Ce que l’on retient des crimes est inhérent de la condition humaine. Ici, Péter Kerekes explore leurs conséquences à travers les barreaux d’une prison pour femmes, qui partagent parfois le même fardeau. Le cinéaste slovaque capte ainsi des moments d’errance et de séparation, qui n’ont pas toutes la même valeur aux yeux des détenues, ou encore des gardiennes. L’établissement pénitencier d’Odessa brasse ainsi plusieurs profils, qui témoignent d’une grande affection pour les nouveau-nés et d’une grande solitude pour celles qui ne font que les allaiter.

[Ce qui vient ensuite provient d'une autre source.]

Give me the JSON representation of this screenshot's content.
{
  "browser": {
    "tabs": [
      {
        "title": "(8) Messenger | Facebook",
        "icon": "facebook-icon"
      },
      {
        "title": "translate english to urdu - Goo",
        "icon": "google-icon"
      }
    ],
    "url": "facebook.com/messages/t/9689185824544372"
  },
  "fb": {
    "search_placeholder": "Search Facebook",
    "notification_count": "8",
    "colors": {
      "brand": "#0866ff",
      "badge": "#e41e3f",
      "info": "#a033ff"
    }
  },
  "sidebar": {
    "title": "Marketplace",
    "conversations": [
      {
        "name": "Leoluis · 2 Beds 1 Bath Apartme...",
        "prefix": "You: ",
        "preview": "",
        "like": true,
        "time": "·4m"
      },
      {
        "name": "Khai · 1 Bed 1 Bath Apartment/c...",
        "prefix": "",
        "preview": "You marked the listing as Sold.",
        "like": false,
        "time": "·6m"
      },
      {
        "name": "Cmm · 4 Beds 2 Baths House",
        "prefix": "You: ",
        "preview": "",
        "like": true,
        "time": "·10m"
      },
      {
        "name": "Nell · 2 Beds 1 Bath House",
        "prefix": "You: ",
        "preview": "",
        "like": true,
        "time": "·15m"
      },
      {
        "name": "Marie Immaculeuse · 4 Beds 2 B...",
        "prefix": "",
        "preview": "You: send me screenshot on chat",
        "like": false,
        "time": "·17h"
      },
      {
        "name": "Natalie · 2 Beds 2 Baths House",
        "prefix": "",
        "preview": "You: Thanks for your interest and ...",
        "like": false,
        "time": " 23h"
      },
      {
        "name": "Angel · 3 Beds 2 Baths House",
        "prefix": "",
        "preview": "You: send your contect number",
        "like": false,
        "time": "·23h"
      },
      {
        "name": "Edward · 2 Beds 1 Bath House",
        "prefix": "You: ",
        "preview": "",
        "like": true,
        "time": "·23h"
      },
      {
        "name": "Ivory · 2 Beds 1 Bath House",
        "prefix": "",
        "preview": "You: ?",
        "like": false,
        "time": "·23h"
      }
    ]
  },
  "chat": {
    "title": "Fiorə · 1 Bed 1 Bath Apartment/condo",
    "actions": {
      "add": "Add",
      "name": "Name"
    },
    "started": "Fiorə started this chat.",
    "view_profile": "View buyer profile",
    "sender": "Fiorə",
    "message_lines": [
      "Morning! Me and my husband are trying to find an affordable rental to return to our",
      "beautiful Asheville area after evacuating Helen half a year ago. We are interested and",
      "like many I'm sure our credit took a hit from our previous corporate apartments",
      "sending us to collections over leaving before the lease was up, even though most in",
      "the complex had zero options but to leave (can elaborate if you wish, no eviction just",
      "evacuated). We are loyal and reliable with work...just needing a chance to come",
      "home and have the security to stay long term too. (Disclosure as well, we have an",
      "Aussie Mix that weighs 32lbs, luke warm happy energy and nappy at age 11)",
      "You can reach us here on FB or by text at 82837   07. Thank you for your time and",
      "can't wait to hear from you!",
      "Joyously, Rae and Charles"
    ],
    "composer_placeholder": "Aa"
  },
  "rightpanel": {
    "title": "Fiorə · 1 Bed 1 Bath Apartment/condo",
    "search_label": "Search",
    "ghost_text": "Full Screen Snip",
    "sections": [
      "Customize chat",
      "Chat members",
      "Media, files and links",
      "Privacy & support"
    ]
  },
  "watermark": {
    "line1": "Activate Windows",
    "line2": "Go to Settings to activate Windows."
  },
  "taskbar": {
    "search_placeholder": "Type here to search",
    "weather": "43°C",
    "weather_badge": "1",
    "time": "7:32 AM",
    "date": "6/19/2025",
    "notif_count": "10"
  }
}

Entre le documentaire et la fiction, le récit déroule la triste réalité d’une peine, qui peut se transmettre à la génération suivante.
Lyesa (Maryna Klimova) est le seul personnage créé au milieu de la multitude et parvient à se lier intimement à la situation de co-détenues, rassemblées la plupart du temps en raison d’un crime passionnel. Pourtant, ce qui se dégage des entretiens est contradictoire ou alors met l’accent sur l’aspect spirituel du purgatoire. Les corps se vident lentement de leur âme et les mots trouvent difficilement un destinataire, s’ils ne sont pas interceptés par un tiers. Le réconfort se trouve donc dans une solidarité imprévue et nécessaire, afin de préserver le peu d’émotion qu’il reste en ces femmes, qui ont probablement perdu la confiance du sexe opposé. Peu à peu, c’est le portrait de la femme ukrainienne qui en ressort, avec le triste constat qui ne la valorise pas, ni dans ces murs ni à l’extérieur.
Une mère chouchoute sa fille, célibataire, qui regagne chaque jour l’endroit où elle ne fera qu’observer et écouter les appels d’autres femmes, qu’elle comprend, mais qu’elle ne peut aider. Et pour celles qui ont dû donner naissance dans ces conditions, où l’intimité se fait rare, la liberté encore plus, le réalisateur nous montre la douleur des « 107 Mothers » (Cenzorka), parfois contraintes de céder leur enfant une fois qu’il aura soufflé sa troisième bougie. C’est donc avec tendresse et des pointes d’humour ironique, voire absurde, que l’on façonne ce petit monde, dont on ne parvient pas toujours à investir émotionnellement, malgré l’authenticité des images.